Para los santandereanos de a pie, no es un misterio vislumbrar un futuro más sombrío y relegado si se vota por algún candidato que se haya postulado por el autodenominado Centro Democrático. Pensamos que es lo más polarizado que hay como manifestación. “Por sus frutos los conocéreis” y francamente quien manda la parada en ese ente político y piensa lo que se debe hacer y se hace, fué demasiado poco lo que hizo por los santandereanos. Lo tuvo todo por hacer y más bien perjudicó el futuro porque hasta en cierta medida logró “engavetar” proyectos tales como la carretera al Alto EL ESCORIAL y el embalce del Cínera hasta el punto que hoy resultan utópicos a pesar del impacto que pudieran tener sobre la generación de empleo y oportunidades para la región hoy que se está pasando las verdes y las maduras sin ningún horizonte.

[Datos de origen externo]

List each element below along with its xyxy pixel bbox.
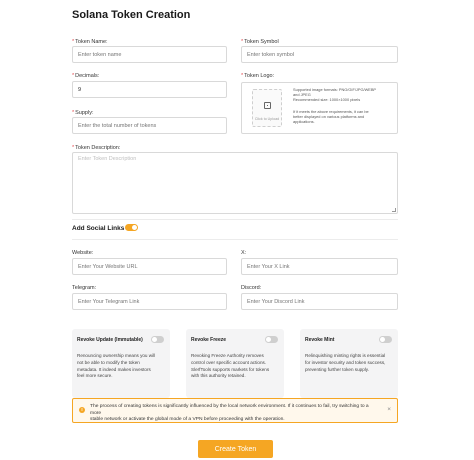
decimals-label-text: Decimals:: [75, 73, 100, 79]
supply-label: *Supply:: [72, 110, 94, 116]
decimals-label: *Decimals:: [72, 73, 99, 79]
revoke-mint-toggle[interactable]: [379, 336, 392, 343]
required-marker: *: [241, 39, 244, 45]
upload-label: Click to Upload: [254, 117, 280, 121]
token-name-input[interactable]: [72, 46, 227, 63]
description-textarea[interactable]: Enter Token Description: [72, 152, 398, 214]
revoke-freeze-toggle[interactable]: [265, 336, 278, 343]
logo-upload-button[interactable]: Click to Upload: [252, 89, 282, 127]
required-marker: *: [72, 110, 75, 116]
decimals-input[interactable]: [72, 81, 227, 98]
description-placeholder: Enter Token Description: [78, 156, 137, 162]
token-logo-panel: Click to Upload Supported image formats:…: [241, 82, 398, 134]
telegram-input[interactable]: [72, 293, 227, 310]
supply-label-text: Supply:: [75, 110, 94, 116]
card-desc-line: not be able to modify the token: [77, 359, 140, 365]
token-symbol-label-text: Token Symbol: [244, 39, 279, 45]
revoke-update-toggle[interactable]: [151, 336, 164, 343]
token-logo-label: *Token Logo:: [241, 73, 274, 79]
x-label: X:: [241, 250, 247, 256]
description-label: *Token Description:: [72, 145, 120, 151]
discord-input[interactable]: [241, 293, 398, 310]
toggle-knob: [132, 225, 137, 230]
revoke-mint-title: Revoke Mint: [305, 337, 335, 343]
required-marker: *: [72, 73, 75, 79]
supply-input[interactable]: [72, 117, 227, 134]
revoke-update-description: Renouncing ownership means you will not …: [77, 353, 165, 380]
token-symbol-label: *Token Symbol: [241, 39, 279, 45]
revoke-freeze-title: Revoke Freeze: [191, 337, 227, 343]
token-symbol-input[interactable]: [241, 46, 398, 63]
social-links-label: Add Social Links: [72, 225, 125, 232]
upload-icon: [264, 102, 271, 109]
card-desc-line: feel more secure.: [77, 373, 113, 379]
revoke-mint-card: Revoke Mint Relinquishing minting rights…: [300, 329, 398, 398]
close-icon[interactable]: ×: [387, 406, 391, 413]
revoke-mint-description: Relinquishing minting rights is essentia…: [305, 353, 393, 373]
alert-line: stable network or activate the global mo…: [90, 417, 285, 423]
card-desc-line: metadata. It indeed makes investors: [77, 366, 151, 372]
create-token-button[interactable]: Create Token: [198, 440, 273, 458]
card-desc-line: preventing further token supply.: [305, 366, 370, 372]
section-divider: [72, 219, 398, 220]
alert-line: The process of creating tokens is signif…: [90, 404, 369, 416]
card-desc-line: for investor security and token success,: [305, 359, 386, 365]
revoke-update-card: Revoke Update (Immutable) Renouncing own…: [72, 329, 170, 398]
section-divider: [72, 239, 398, 240]
description-label-text: Token Description:: [75, 145, 121, 151]
logo-note-line: applications.: [293, 119, 315, 125]
required-marker: *: [72, 39, 75, 45]
card-desc-line: control over specific account actions.: [191, 359, 267, 365]
revoke-freeze-description: Revoking Freeze Authority removes contro…: [191, 353, 279, 380]
website-label: Website:: [72, 250, 94, 256]
required-marker: *: [241, 73, 244, 79]
card-desc-line: with this authority retained.: [191, 373, 246, 379]
token-name-label: *Token Name:: [72, 39, 108, 45]
card-desc-line: Relinquishing minting rights is essentia…: [305, 353, 386, 358]
toggle-knob: [152, 337, 157, 342]
warning-icon: !: [79, 407, 85, 413]
x-input[interactable]: [241, 258, 398, 275]
website-input[interactable]: [72, 258, 227, 275]
discord-label: Discord:: [241, 285, 262, 291]
toggle-knob: [266, 337, 271, 342]
toggle-knob: [380, 337, 385, 342]
card-desc-line: SlerfTools supports markets for tokens: [191, 366, 270, 372]
resize-handle[interactable]: [392, 208, 396, 212]
page-title: Solana Token Creation: [72, 9, 191, 21]
revoke-update-title: Revoke Update (Immutable): [77, 337, 143, 343]
social-links-toggle[interactable]: [125, 224, 138, 231]
alert-message: The process of creating tokens is signif…: [90, 404, 380, 424]
card-desc-line: Revoking Freeze Authority removes: [191, 353, 264, 358]
required-marker: *: [72, 145, 75, 151]
token-name-label-text: Token Name:: [75, 39, 108, 45]
logo-requirements: Supported image formats: PNG/GIF/JPG/WEB…: [293, 87, 393, 124]
telegram-label: Telegram:: [72, 285, 97, 291]
revoke-freeze-card: Revoke Freeze Revoking Freeze Authority …: [186, 329, 284, 398]
network-warning-alert: ! The process of creating tokens is sign…: [72, 398, 398, 423]
card-desc-line: Renouncing ownership means you will: [77, 353, 156, 358]
token-logo-label-text: Token Logo:: [244, 73, 275, 79]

Para mi en lo personal, Uribe no es confiable y no pienso darle con mi voto una nueva oportunidad a él o sus seguidores simplemente porque sé que a pesar del ego totalitarista promocional que tuvo como figura política, sigue en una época que ya pasó de cacicazgo y de la cual debemos salir los colombianos. No se puede ir hacia adelante ni salir avante con la mirada puesta en el hígado de una sola persona que como humano, se equivocó demasiado así lo manifieste que tiene las mejores intenciones. Ya en esas “zanahorias” no creo.

Votar por un candidato del perversamente autodenominado a un Consejo, a una Asamblea Departamental,o a una la Alcaldía o a la Cámara de Representantes o al Senado de la República o la Presidencia, implica (con la venia de quien esto lee), una irresponsabilidad y falta de compromiso para con el futuro de la Patria y la Paz. Poco servicio se le hace a Colombia si no se vota y daño de verdad si caemos en la trampa de creer lo que prometa nuevamente el Centro Democrático.

Para concluir: Como Santadereano que se respete, digo que NO votaré por Uribe y tampoco votaré por nada ni nadie que me “huela” a Uribe a nivel nacional, regional o local. Los totalitarismos tanto de izquierda como de derecha hay que aborrecerlos porque ambos son dañinos y aquí en la frontera de ambos llevamo0s muchos años ya padeciendo.